The wizard undressed and changed to a normal-sized variant of his usual bird form and flew up and away, leaving his things where he had slept. He searched for prey on his way west, out of the desolation, but there was nothing in the desolation itself. He had to go a bit further to find game. He ate his first catch and carried a second back with him to the wasteland.

It was well into day by the time he returned. He saw clearly then, for the first time, the destruction he had wrought and was shocked at its extent.

I did all this?

The ground was charred black for hundreds of metres and large areas of sand had been turned to glass by repeated lightning strikes. The outcropping of rock was no more, its few remaining parts transformed into slag, scattered about the area.

I can destroy, this I never doubted. Building is where I fail.

Benen changed back to his human form and dressed. He put aside his second catch for later. He started that day to use his magic to create for himself a place of his own, away from all others, out in the desolation.

The work was not fast, he often had to leave the wasteland to get food, but there was progress. He started by making basins to hold water and then making clouds to rain down water to fill them. He then made a spell for himself using the Builder constellation combined with the Trickster to change sand into a moldable clay of sorts, which he used to build his initial shelter.

Building something, using mostly his hands to do the work, was rewarding to Benen. He took pride in his little circular one-room hut.

The problem of food needed his attention. He solved it first, temporarily, by using a constellation he was less familiar with: the Shepherd’s Crook. Its power over animals was exactly what he needed. For a focus he chose one of his water basins.
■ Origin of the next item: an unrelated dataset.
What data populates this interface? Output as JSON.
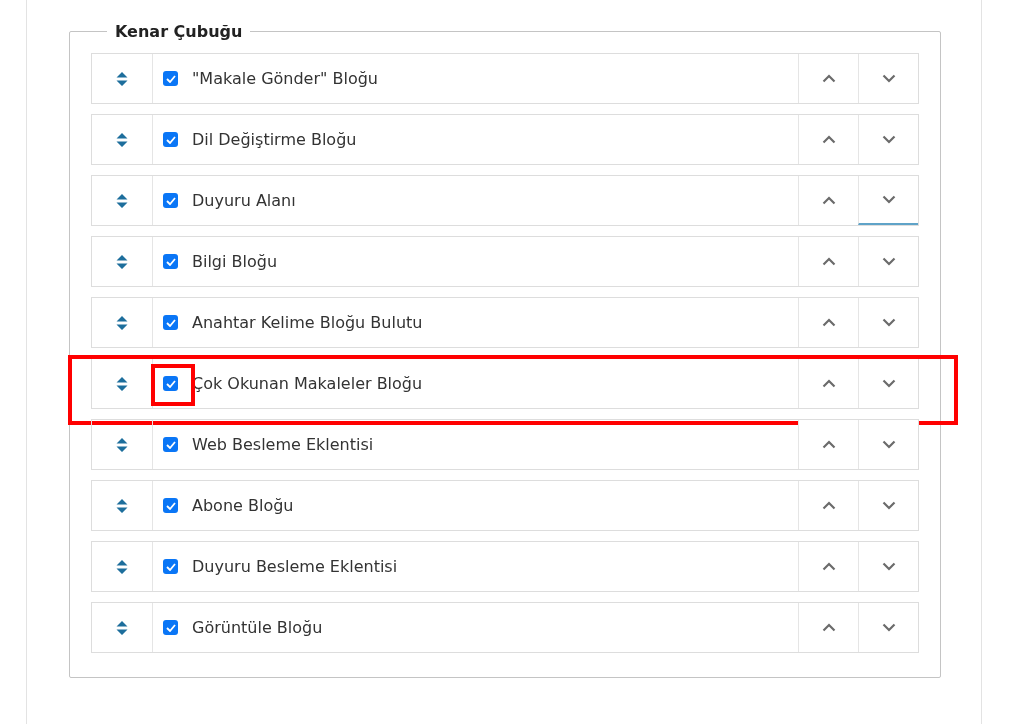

He enchanted it with a powerful spell from the Crook. It would attract animals of all sorts to the basin, from quite far away. It was a difficult spell, but it soon bore fruit — or game, in this case.

As a more long-term plan, he worked to enrich the soil around his abode so that he could grow vegetables. He laughed at the thought that he
would
farm after all. This was something he had to do gradually, using many different effects from different constellations, but he had time and, in the interim, was subsisting adequately on the game his magical basin was attracting.
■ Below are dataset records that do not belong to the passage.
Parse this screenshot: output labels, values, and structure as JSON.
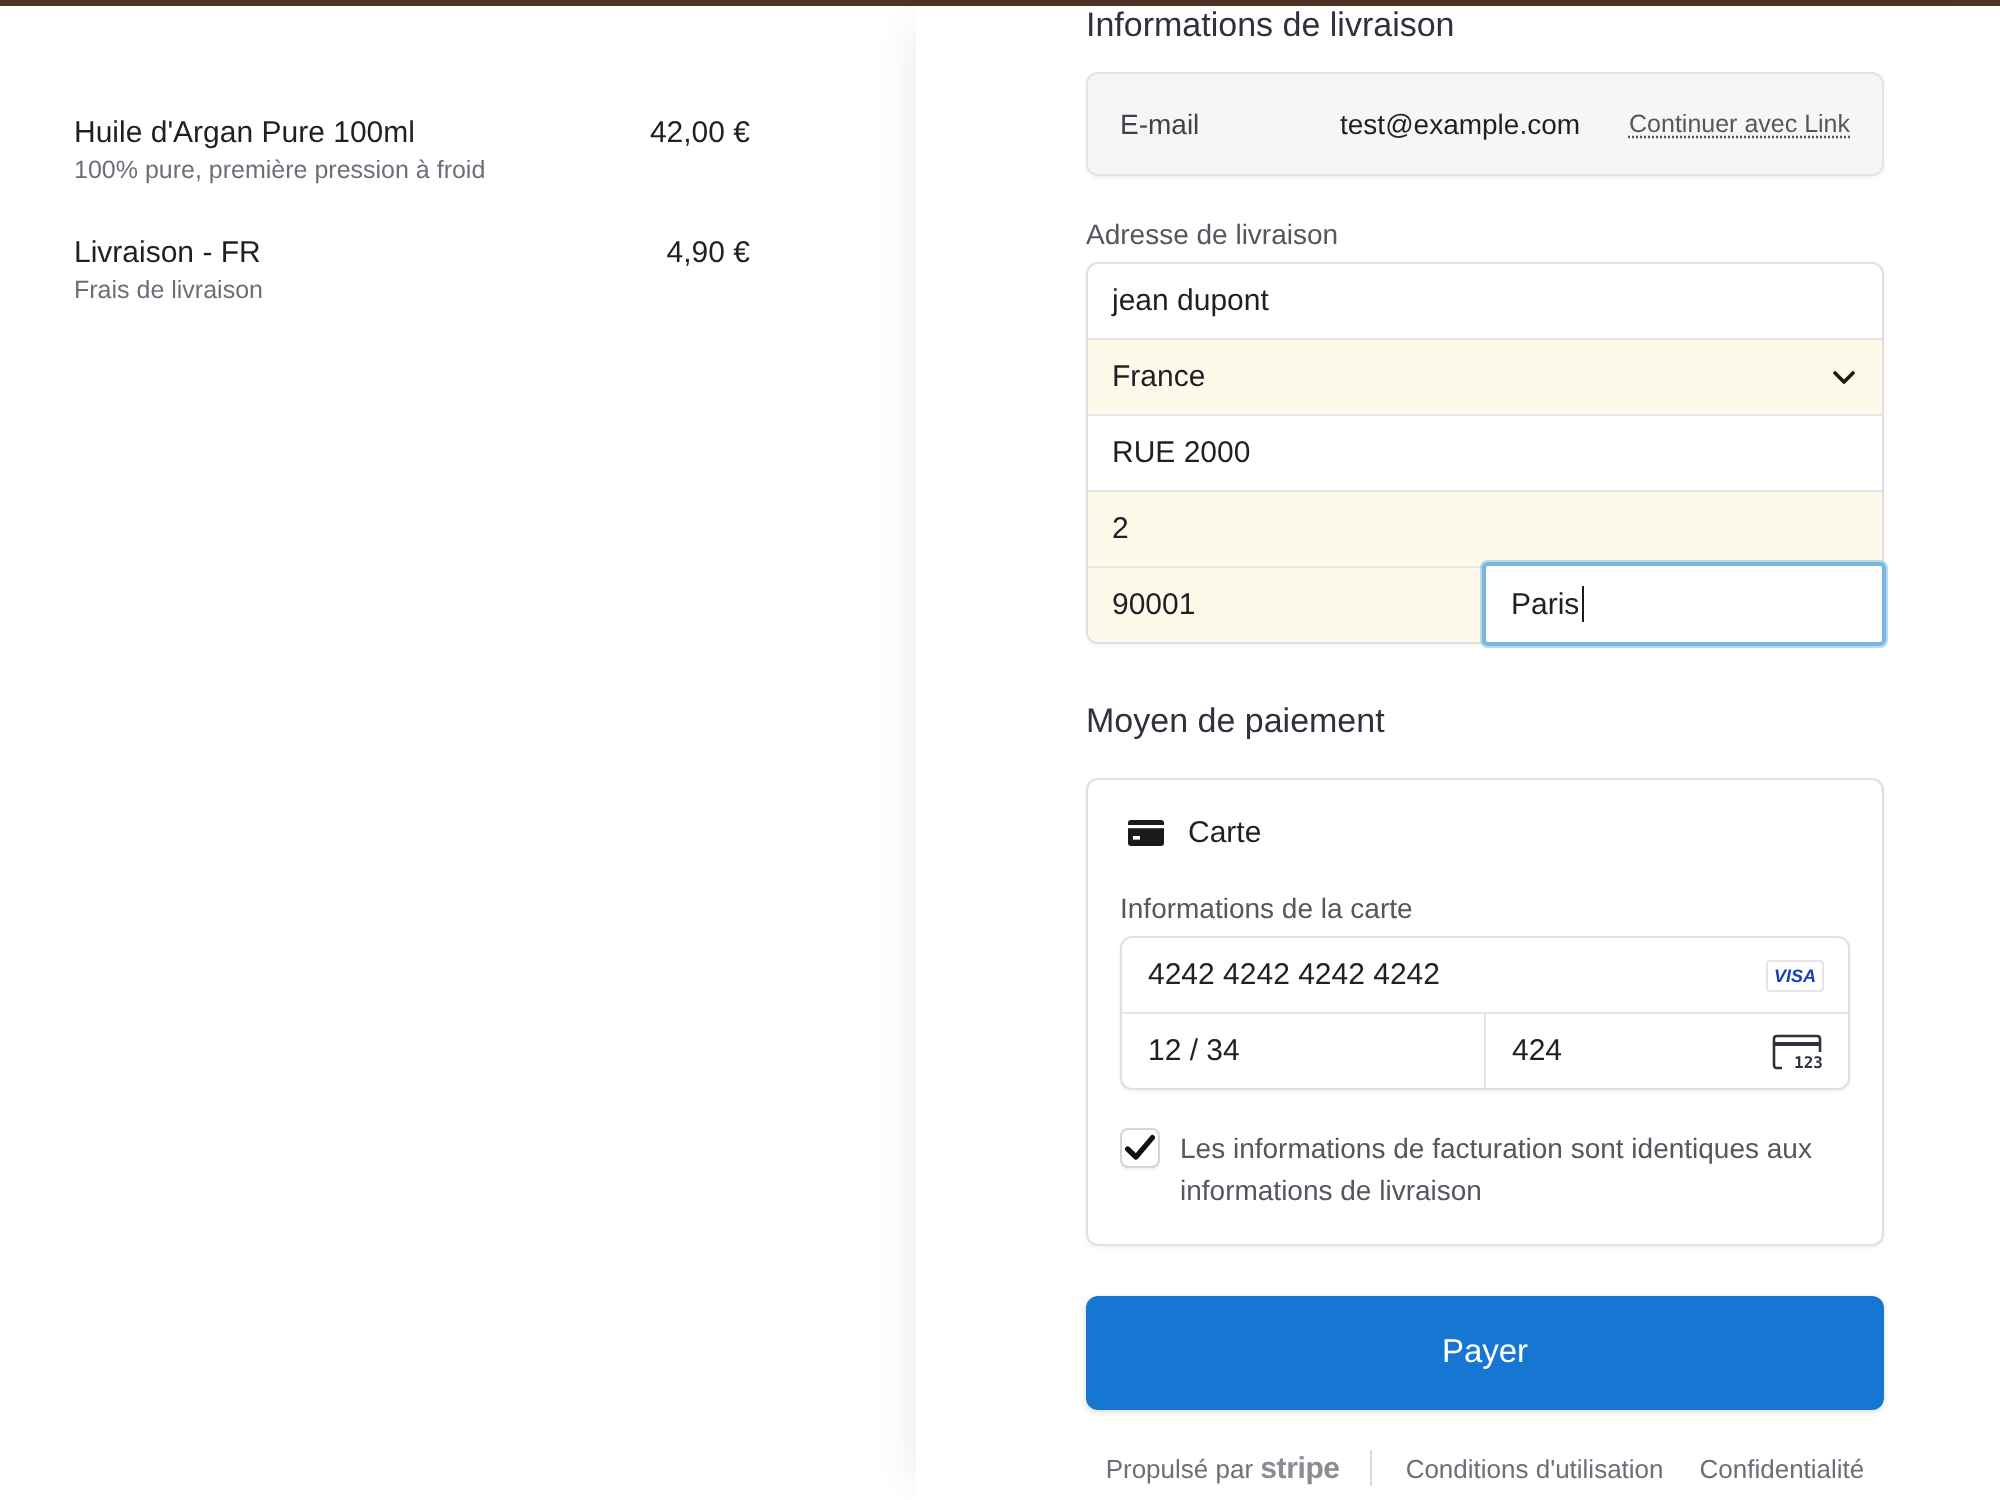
{
  "order_summary": {
    "items": [
      {
        "name": "Huile d'Argan Pure 100ml",
        "description": "100% pure, première pression à froid",
        "price": "42,00 €"
      },
      {
        "name": "Livraison - FR",
        "description": "Frais de livraison",
        "price": "4,90 €"
      }
    ]
  },
  "shipping": {
    "title": "Informations de livraison",
    "email": {
      "label": "E-mail",
      "value": "test@example.com",
      "link": "Continuer avec Link"
    },
    "address_label": "Adresse de livraison",
    "address_rows": [
      {
        "fields": [
          {
            "kind": "text",
            "value": "jean dupont",
            "autofilled": false,
            "focused": false
          }
        ]
      },
      {
        "fields": [
          {
            "kind": "select",
            "value": "France",
            "autofilled": true,
            "focused": false
          }
        ]
      },
      {
        "fields": [
          {
            "kind": "text",
            "value": "RUE 2000",
            "autofilled": false,
            "focused": false
          }
        ]
      },
      {
        "fields": [
          {
            "kind": "text",
            "value": "2",
            "autofilled": true,
            "focused": false
          }
        ]
      },
      {
        "fields": [
          {
            "kind": "text",
            "value": "90001",
            "autofilled": true,
            "focused": false
          },
          {
            "kind": "text",
            "value": "Paris",
            "autofilled": false,
            "focused": true
          }
        ]
      }
    ]
  },
  "payment": {
    "title": "Moyen de paiement",
    "method": "Carte",
    "card_label": "Informations de la carte",
    "card_number": "4242 4242 4242 4242",
    "brand_badge": "VISA",
    "expiry": "12 / 34",
    "cvc": "424",
    "cvc_icon_digits": "123",
    "billing_same": {
      "label": "Les informations de facturation sont identiques aux informations de livraison",
      "checked": true
    }
  },
  "pay_button": "Payer",
  "footer": {
    "powered_by": "Propulsé par **stripe**",
    "links": [
      "Conditions d'utilisation",
      "Confidentialité"
    ]
  }
}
At night, he and Timmon would talk around a fire Benen built to warm them both. It seemed the ghost felt best around a nice hot fire; Benen liked to oblige him.

As the months passed, Benen’s area of the wasteland became verdant from his efforts and he began to keep some of the animals that he attracted, raising them as livestock. He created fencing for this purpose and, in preparation for winter, built a barn. He used wood for this construction. He had flown far and wide to gather seeds and saplings of all sorts so that he may have trees in his oasis in the desolation. He had planted these and then enchanted them for faster growth. It did not take long for him to have a small forest he could use as source of wood. He also placed trees for aesthetic purposes and as habitats for some of the animals that had come into his domain.

Making planks out of timber was easy for Benen, he simply used the magic of the Cleaver. It made perfect cuts exactly to his specifications.

For metal he had to go to the nearest town, using up the remainder of the funds from his previous life to buy pots and pans, hammer and nails, and other needful things he could not simply make for himself. He imagined he might be able to draw out metal-bearing ore from the depths of the ground with the right magic, but he did not feel it was worth the effort.